Ганнибал укладывается за моей спиной, и, в то время как я с осторожностью ворочаюсь на бязевых простынях, прихватывает меня за волосы на затылке. - Спи, - говорит он и дотрагивается губами до плеча. Мой голос больше похож на сдавленную истерику: - Я соскальзываю с простыней, - о, конечно, Ганнибал знает, что это всего лишь повод, очень жалкая и достойная сочувствия попытка заснуть рядом с ним, и, тем не менее, он перехватывает меня рукой через живот и прижимает к себе. - Я держу тебя, - у него хриплый сонный голос, и в ту ночь впервые за долгое время мне не снится ничего.
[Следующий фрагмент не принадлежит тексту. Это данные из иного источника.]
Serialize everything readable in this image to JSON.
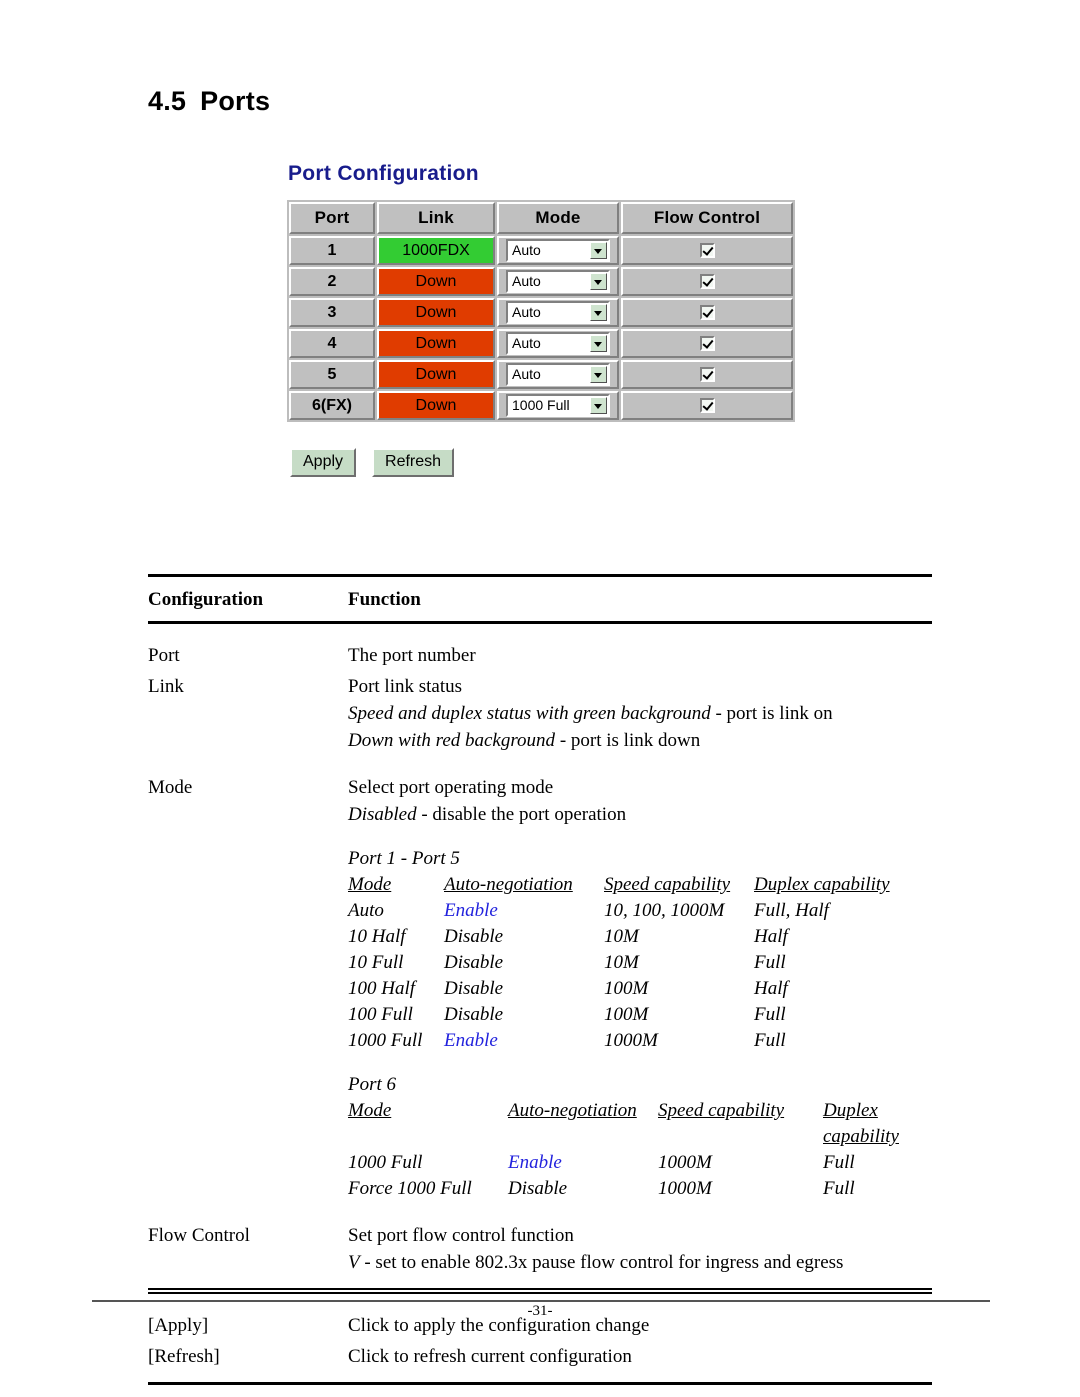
{
  "document": {
    "section_number": "4.5",
    "section_title": "Ports",
    "page_number": "-31-"
  },
  "screenshot": {
    "title": "Port Configuration",
    "table": {
      "headers": [
        "Port",
        "Link",
        "Mode",
        "Flow Control"
      ],
      "rows": [
        {
          "port": "1",
          "link": "1000FDX",
          "link_state": "up",
          "mode": "Auto",
          "flow_control": true
        },
        {
          "port": "2",
          "link": "Down",
          "link_state": "down",
          "mode": "Auto",
          "flow_control": true
        },
        {
          "port": "3",
          "link": "Down",
          "link_state": "down",
          "mode": "Auto",
          "flow_control": true
        },
        {
          "port": "4",
          "link": "Down",
          "link_state": "down",
          "mode": "Auto",
          "flow_control": true
        },
        {
          "port": "5",
          "link": "Down",
          "link_state": "down",
          "mode": "Auto",
          "flow_control": true
        },
        {
          "port": "6(FX)",
          "link": "Down",
          "link_state": "down",
          "mode": "1000 Full",
          "flow_control": true
        }
      ]
    },
    "buttons": {
      "apply": "Apply",
      "refresh": "Refresh"
    },
    "colors": {
      "title": "#181c8c",
      "link_up_bg": "#33cc33",
      "link_down_bg": "#e03c00",
      "cell_bg": "#c0c0c0",
      "button_bg": "#c6dcc6",
      "select_arrow_bg": "#cfe4cf"
    }
  },
  "description_table": {
    "headers": {
      "col1": "Configuration",
      "col2": "Function"
    },
    "rows": [
      {
        "config": "Port",
        "lines": [
          {
            "text": "The port number",
            "style": "normal"
          }
        ]
      },
      {
        "config": "Link",
        "lines": [
          {
            "text": "Port link status",
            "style": "normal"
          },
          {
            "text_italic": "Speed and duplex status with green background",
            "text_normal": " - port is link on",
            "style": "mixed"
          },
          {
            "text_italic": "Down with red background",
            "text_normal": " - port is link down",
            "style": "mixed"
          }
        ]
      },
      {
        "config": "Mode",
        "lines": [
          {
            "text": "Select port operating mode",
            "style": "normal"
          },
          {
            "text_italic": "Disabled",
            "text_normal": " - disable the port operation",
            "style": "mixed"
          }
        ]
      },
      {
        "config": "Flow Control",
        "lines": [
          {
            "text": "Set port flow control function",
            "style": "normal"
          },
          {
            "text_italic": "V",
            "text_normal": " - set to enable 802.3x pause flow control for ingress and egress",
            "style": "mixed"
          }
        ]
      }
    ],
    "action_rows": [
      {
        "config": "[Apply]",
        "function": "Click to apply the configuration change"
      },
      {
        "config": "[Refresh]",
        "function": "Click to refresh current configuration"
      }
    ]
  },
  "mode_tables": [
    {
      "caption": "Port 1 - Port 5",
      "headers": [
        "Mode",
        "Auto-negotiation",
        "Speed capability",
        "Duplex capability"
      ],
      "rows": [
        {
          "mode": "Auto",
          "autoneg": "Enable",
          "autoneg_highlight": true,
          "speed": "10, 100, 1000M",
          "duplex": "Full, Half"
        },
        {
          "mode": "10 Half",
          "autoneg": "Disable",
          "autoneg_highlight": false,
          "speed": "10M",
          "duplex": "Half"
        },
        {
          "mode": "10 Full",
          "autoneg": "Disable",
          "autoneg_highlight": false,
          "speed": "10M",
          "duplex": "Full"
        },
        {
          "mode": "100 Half",
          "autoneg": "Disable",
          "autoneg_highlight": false,
          "speed": "100M",
          "duplex": "Half"
        },
        {
          "mode": "100 Full",
          "autoneg": "Disable",
          "autoneg_highlight": false,
          "speed": "100M",
          "duplex": "Full"
        },
        {
          "mode": "1000 Full",
          "autoneg": "Enable",
          "autoneg_highlight": true,
          "speed": "1000M",
          "duplex": "Full"
        }
      ]
    },
    {
      "caption": "Port 6",
      "headers": [
        "Mode",
        "Auto-negotiation",
        "Speed capability",
        "Duplex capability"
      ],
      "rows": [
        {
          "mode": "1000 Full",
          "autoneg": "Enable",
          "autoneg_highlight": true,
          "speed": "1000M",
          "duplex": "Full"
        },
        {
          "mode": "Force 1000 Full",
          "autoneg": "Disable",
          "autoneg_highlight": false,
          "speed": "1000M",
          "duplex": "Full"
        }
      ]
    }
  ]
}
Ганнибал охраняет мой сон, Ганнибал защищает меня. В тот вечер и все последующие вечера перед сном он водит ладонью по моим волосам, пропускает между пальцев прядь и дотрагивается подушечками до затылка. Это носит характер самоубийственной нежности: его легкие прикосновение к моей коже, которые расплываются пятнами тепла. Впервые в жизни я чувствую себя свободным от кошмаров и тягучей боли, которая липкой пленкой покрывала меня на протяжении последних лет. Я чувствую себя в безопасности. В окно ветер бросает пригоршни снега и с пронзительным скрипом сгибает стволы деревьев – Ганнибал лишь крепче обнимает меня и укутывает одеялом.
Пока я не сплю и вглядываюсь в темный угол комнаты, я перебираю ощущения, спрятанные внутри себя: страх, боль, обида, тоска, одиночества и, совсем неожиданно, удивительное чувство спасения. В ту зиму я был спасенным, я был спасенным от самого себя. В ту зиму Ганнибал забрал меня из ада, который другие люди называли моей жизнью, однако вопрос, почему он это сделал, и на сегодняшний день остается открытым. Ганнибал не был добр, не был отзывчив, он не питал особенного пристрастия к гуманизму или концепции помощи ближнему – Ганнибал преследовал собственные интересы, но в тот момент я старался не думать об этом.
Когда тебя спасают, ты забываешь критически отнестись к тому, что с тобой происходит. Какая разница, что от спасителя разит пятицентовыми сигаретами; какая разница, что у него заплывшие глаза и аллергия по всей шее; какая разница, если он появился и боль прошла. Очень многое можно простить человеку, который делает посильным бремя твоей жизни.